Estimates of the expected utility gain of AI Safety Research
When thinking about AI risk, I often wonder how materially impactful each hour of my time is, and I think that this may be useful for other people to know as well, so I spent a couple of hours making a couple of estimates. I basically expect that a tonne of people have put a bunch more time into this than me, but this is nice to have as a rough sketch to point people to. I'm going to make 3 estimates: an underestimate, my best-guess estimate and (what I think is) an overestimate. Starting facts [1] : Currently 8.3 Billion people on planet earth Current median age: 31.1 years Current life expectancy: 73.8 years I am going to commit statistical murder and assume this means that everyone on the planet lives ~42.7 years from this point onwards. Underestimate: 40 years of life left/person Median: 42.7 years + ~15 years' increase in life expectancy (20 years' growth in the past 60 years) = about 60 years of life left Overestimate: Everyone gets life extension and lives to heat death of universe: 10^100 years Since the population is growing, we should take that into account: Underestimate: We only care about the lives of people currently alive Median: We keep growing at current ~1% growth rate per year Overestimate: Population growth of 2% per year until the heat death of the universe Given these parameters, we can figure out the total expected years of life we care about for each scenario: Under:

When considering the impact of AI safety research, many people wonder how much each hour of their time contributes to mitigating potential risks. To address this, the author has created three estimates—an underestimate, a best-guess estimate, and an overestimate—to provide a rough framework for understanding the material impact of time spent on this critical field.

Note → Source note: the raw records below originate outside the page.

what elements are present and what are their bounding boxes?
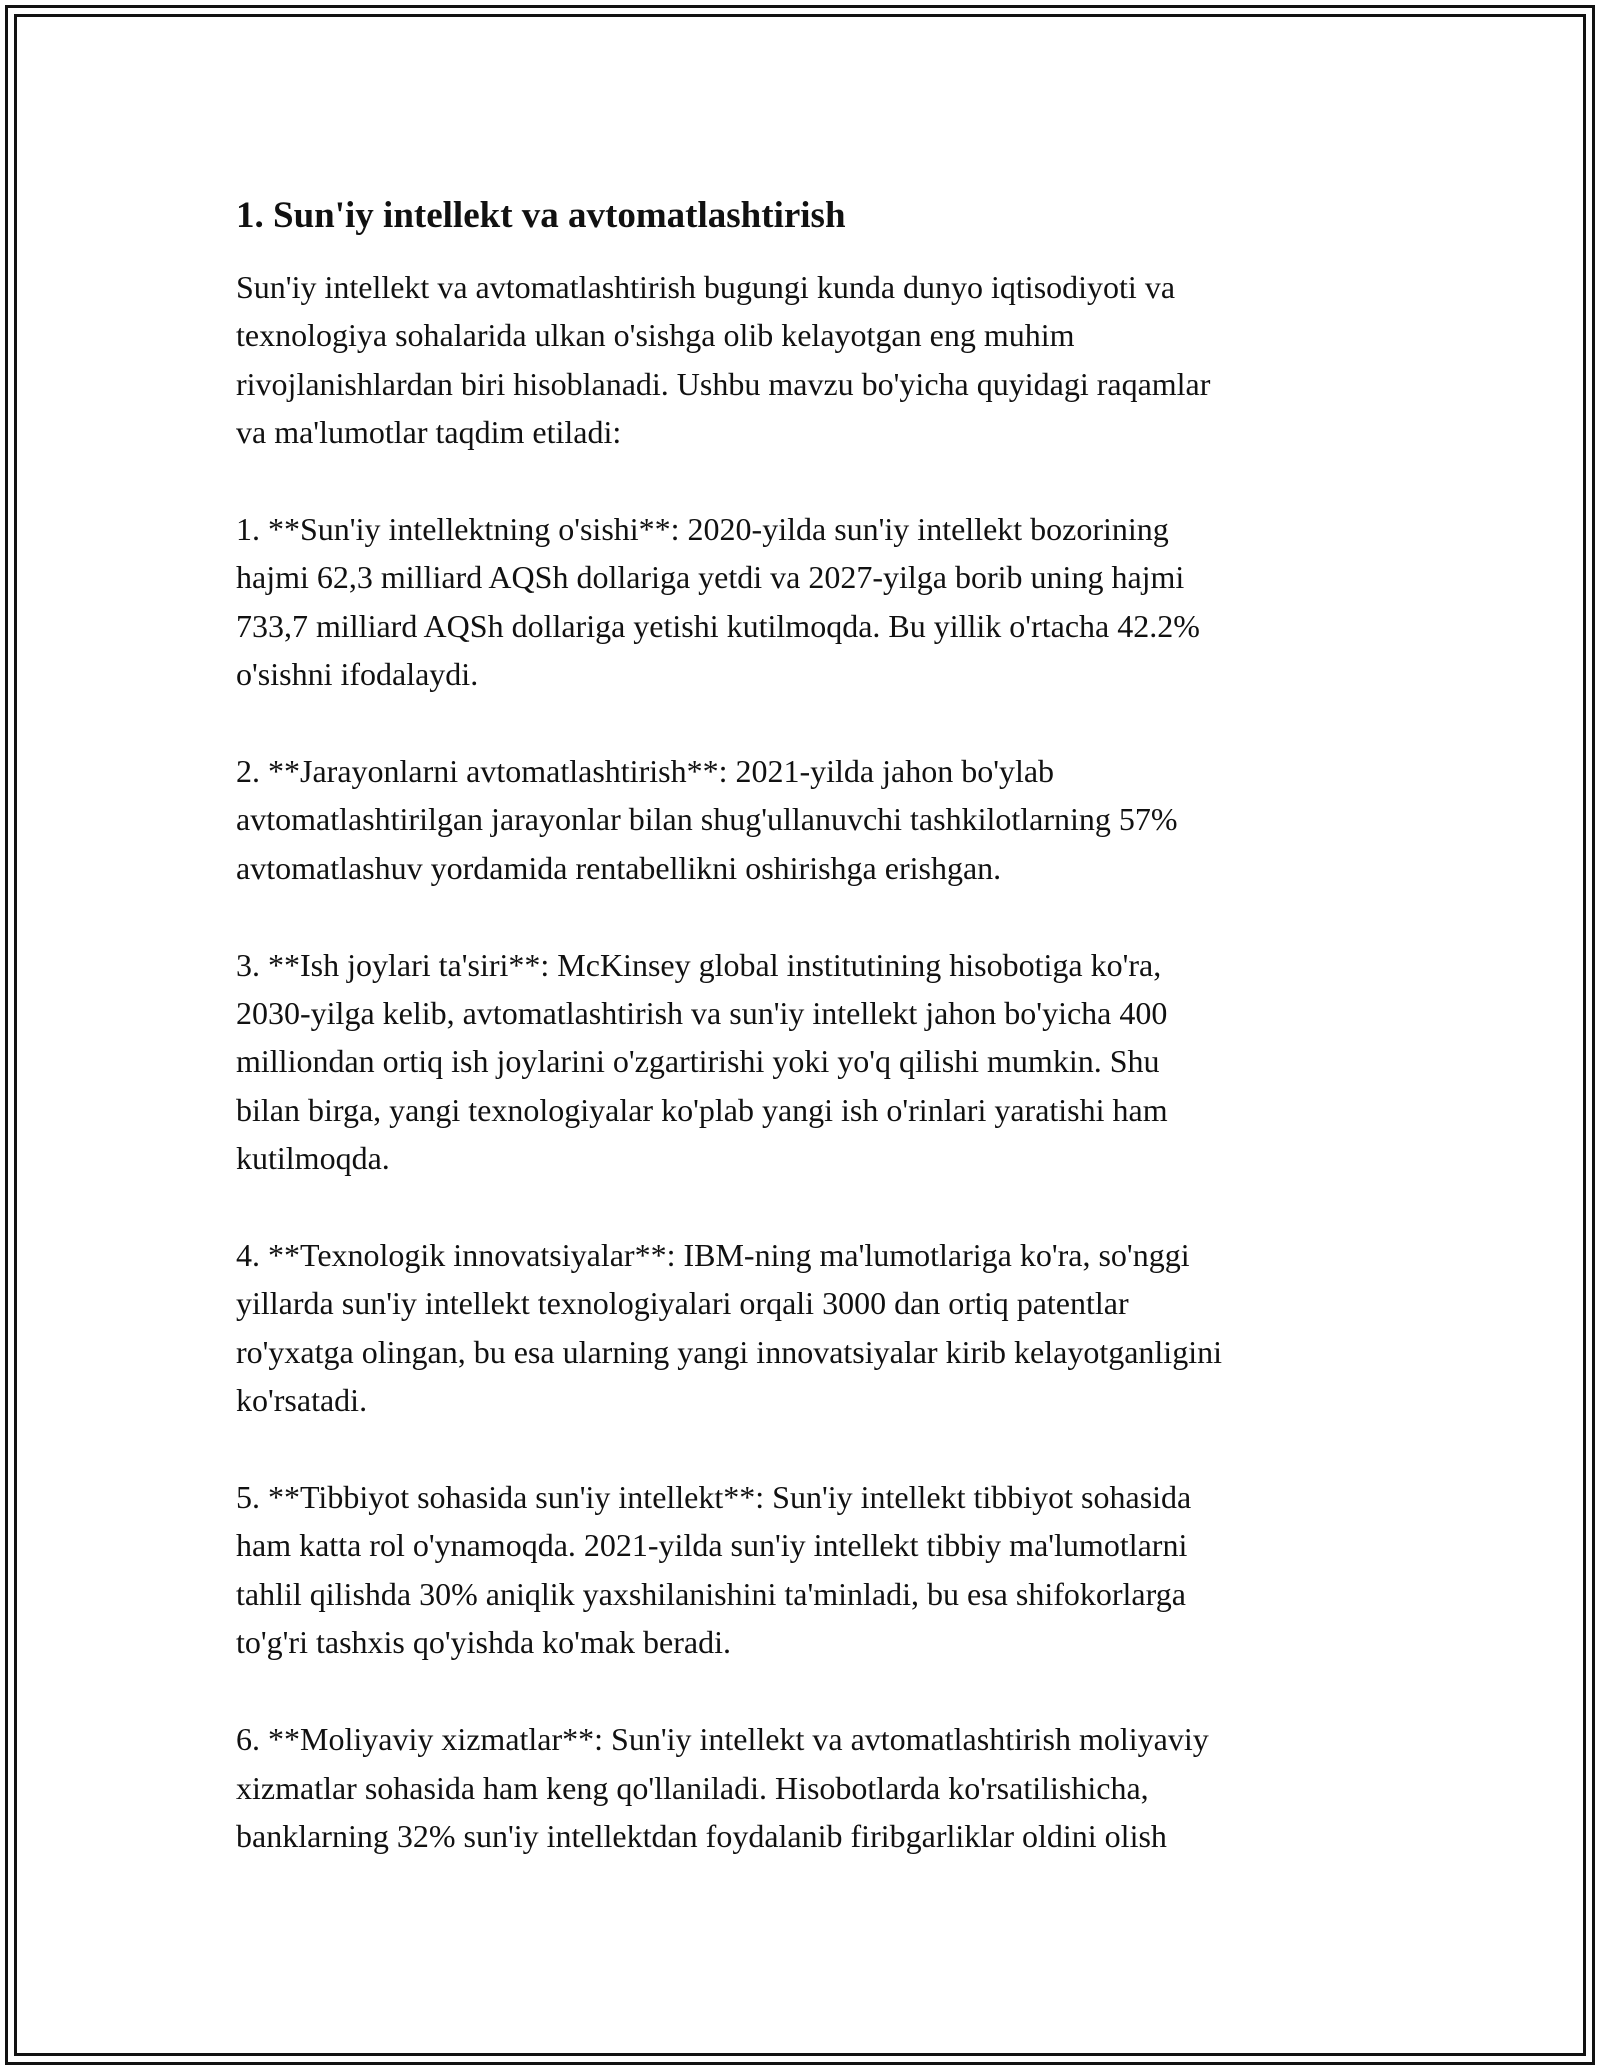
list-item-2: 2. **Jarayonlarni avtomatlashtirish**: 2021-yilda jahon bo'ylab avtomatlashtirilgan jarayonlar bilan shug'ullanuvchi tashkilotlarning 57% avtomatlashuv yordamida rentabellikni oshirishga erishgan. — [236, 753, 1178, 886]
list-item-4: 4. **Texnologik innovatsiyalar**: IBM-ning ma'lumotlariga ko'ra, so'nggi yillarda sun'iy intellekt texnologiyalari orqali 3000 dan ortiq patentlar ro'yxatga olingan, bu esa ularning yangi innovatsiyalar kirib kelayotganligini ko'rsatadi. — [236, 1237, 1222, 1419]
section-title: 1. Sun'iy intellekt va avtomatlashtirish — [236, 195, 846, 236]
list-item-6: 6. **Moliyaviy xizmatlar**: Sun'iy intellekt va avtomatlashtirish moliyaviy xizmatlar sohasida ham keng qo'llaniladi. Hisobotlarda ko'rsatilishicha, banklarning 32% sun'iy intellektdan foydalanib firibgarliklar oldini olish — [236, 1721, 1209, 1854]
list-item-3: 3. **Ish joylari ta'siri**: McKinsey global institutining hisobotiga ko'ra, 2030-yilga kelib, avtomatlashtirish va sun'iy intellekt jahon bo'yicha 400 milliondan ortiq ish joylarini o'zgartirishi yoki yo'q qilishi mumkin. Shu bilan birga, yangi texnologiyalar ko'plab yangi ish o'rinlari yaratishi ham kutilmoqda. — [236, 946, 1168, 1177]
list-item-1: 1. **Sun'iy intellektning o'sishi**: 2020-yilda sun'iy intellekt bozorining hajmi 62,3 milliard AQSh dollariga yetdi va 2027-yilga borib uning hajmi 733,7 milliard AQSh dollariga yetishi kutilmoqda. Bu yillik o'rtacha 42.2% o'sishni ifodalaydi. — [236, 511, 1200, 693]
intro-paragraph: Sun'iy intellekt va avtomatlashtirish bugungi kunda dunyo iqtisodiyoti va texnologiya sohalarida ulkan o'sishga olib kelayotgan eng muhim rivojlanishlardan biri hisoblanadi. Ushbu mavzu bo'yicha quyidagi raqamlar va ma'lumotlar taqdim etiladi: — [236, 269, 1211, 451]
list-item-5: 5. **Tibbiyot sohasida sun'iy intellekt**: Sun'iy intellekt tibbiyot sohasida ham katta rol o'ynamoqda. 2021-yilda sun'iy intellekt tibbiy ma'lumotlarni tahlil qilishda 30% aniqlik yaxshilanishini ta'minladi, bu esa shifokorlarga to'g'ri tashxis qo'yishda ko'mak beradi. — [236, 1479, 1192, 1661]
document-body — [236, 186, 1376, 1860]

Starting with the current facts, there are 8.3 billion people on Earth, with a median age of 31.1 years and a life expectancy of 73.8 years. The author simplifies these figures by assuming that everyone on the planet will live approximately 42.7 years from the present point onwards. This simplification, known as "statistical murder," is a common practice in such calculations.
The three estimates are based on different assumptions about life expectancy and population growth. The underestimate assumes 40 years of life left per person, the median estimate accounts for a 15-year increase in life expectancy (based on historical growth rates), resulting in about 60 years of life left, and the overestimate considers life extension to the heat death of the universe, which is approximately 10^100 years.
Population growth is also factored into these estimates. The underestimate focuses only on the lives of people currently alive, the median estimate assumes a 1% annual growth rate, and the overestimate considers a 2% annual growth rate until the heat death of the universe.
Using these parameters, the total expected years of life for each scenario can be calculated. For the underestimate, this results in 40 years multiplied by 8.3 billion, equating to 332 billion years. The median estimate calculates the current population's life span as 60 years multiplied by 8.3 billion, with an additional population growth component. The overestimate, however, leads to an impractical calculation due to the exponential growth of population and years, making it best to skip this scenario.
For the underestimate, the author assumes 20 years of research to achieve a 1% chance of a 1% decrease in the final risk for the entire field. In this scenario, extinction is projected to occur 30 years from now. The best-guess estimate and the overestimate provide a range of possibilities, allowing individuals to gauge the potential impact of their efforts in the field of AI safety research.
These estimates serve as a rough framework for understanding the material impact of time spent on AI safety research. While the overestimate may seem extreme, it highlights the potential for significant benefits if AI risks are mitigated effectively. The underestimate and best-guess estimate offer more realistic scenarios, emphasizing the importance of continued research and collaboration in this critical area.